A me piace rimanere indisturbata a guardare. Non esattamente una natura immobile. Al contrario individui viventi nella manifestazione della loro vitalità. Mi piace poggiare lo sguardo a lungo, senza intenzioni. Mi piace che mentre osservo l'oggetto non sia in grado di sottrarsi alla mia vista.
Ripeto che il mio guardare è vuoto di qualsiasi intenzionalità e incapace di profonda penetrazione. Mi fermo alla pelle, al puro involucro sensoriale, perchè le interpretazioni acute non mi tentano e persino mi disturbano.
Eppure, nonostante questa liquida superficialità, - sarà forse la durata che quello sguardo pretende - non c'è essere umano che sia in grado di tollerarlo. La gente sembra credere - tutti senza distinzione alcuna - che uno sguardo prolungato, anche se non intenso, porti via la bellezza, ottunda l'intelligenza, strappi brandelli d'anima e di vita.
Sono priva di difese di fronte a un simile sospetto, che mi offende al punto da fare allontanare i miei sguardi dalla specie degli uomini. I miei sguardi si ritraggono umidi, come le piccole corna di una lenta lumaca.

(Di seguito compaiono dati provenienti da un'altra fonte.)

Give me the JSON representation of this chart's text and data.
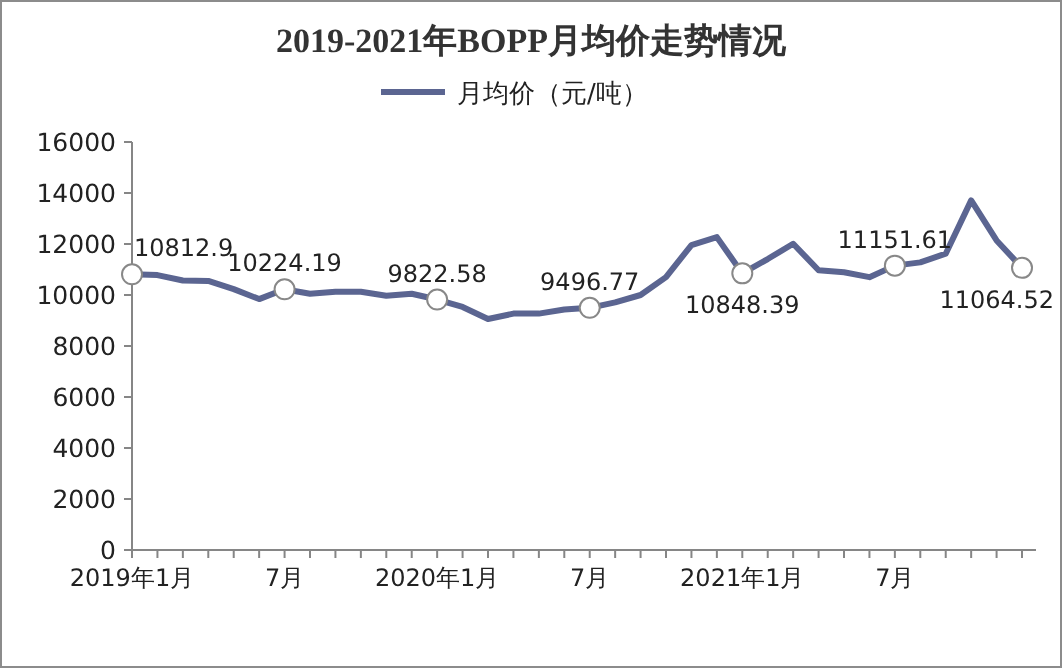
{
  "chart_data": {
    "type": "line",
    "title": "2019-2021年BOPP月均价走势情况",
    "categories": [
      "2019年1月",
      null,
      null,
      null,
      null,
      null,
      "7月",
      null,
      null,
      null,
      null,
      null,
      "2020年1月",
      null,
      null,
      null,
      null,
      null,
      "7月",
      null,
      null,
      null,
      null,
      null,
      "2021年1月",
      null,
      null,
      null,
      null,
      null,
      "7月",
      null,
      null,
      null,
      null,
      null
    ],
    "series": [
      {
        "name": "月均价（元/吨）",
        "color": "#5b6591",
        "values": [
          10812.9,
          10780,
          10570,
          10550,
          10230,
          9840,
          10224.19,
          10050,
          10130,
          10130,
          9970,
          10050,
          9822.58,
          9530,
          9060,
          9270,
          9270,
          9430,
          9496.77,
          9710,
          10000,
          10700,
          11960,
          12270,
          10848.39,
          11410,
          12010,
          10970,
          10890,
          10700,
          11151.61,
          11280,
          11620,
          13710,
          12140,
          11064.52
        ],
        "value_labels": [
          "10812.9",
          null,
          null,
          null,
          null,
          null,
          "10224.19",
          null,
          null,
          null,
          null,
          null,
          "9822.58",
          null,
          null,
          null,
          null,
          null,
          "9496.77",
          null,
          null,
          null,
          null,
          null,
          "10848.39",
          null,
          null,
          null,
          null,
          null,
          "11151.61",
          null,
          null,
          null,
          null,
          "11064.52"
        ]
      }
    ],
    "ylim": [
      0,
      16000
    ],
    "yticks": [
      0,
      2000,
      4000,
      6000,
      8000,
      10000,
      12000,
      14000,
      16000
    ],
    "grid": false,
    "legend": "top",
    "line_style": "solid"
  }
}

Per sopravvivere, visto che il soddisfacimento di questo piacere mi è vitale, mi sono messa alla ricerca di individui - umani esclusi - che facciano al mio caso.
Si incontrano tempi e luoghi adatti a ogni libertà ed ogni gusto finisce per trovare la sua corrispondenza. Finalmente anch'io ho trovato.
Da quando ho fatto la mia scoperta - se soltanto potessi permettermelo, se non avessi pesanti impegni da rispettare ogni giorno - quotidianamente mi dedicherei al mio piacere che invece sono costretta a circoscrivere a particolari giornate quando, pagato il modico prezzo di un biglietto d'entrata e superata la corta barriera d'ingresso, m'introduco nello zoo. Quello spazio, nato per istituzionalizzare lo sguardo su individui viventi, legittima la ricerca di quel piacere altrimenti impossibile e insieme mi scioglie dai lacci di giudizi e congetture, che solo gli umani impongono.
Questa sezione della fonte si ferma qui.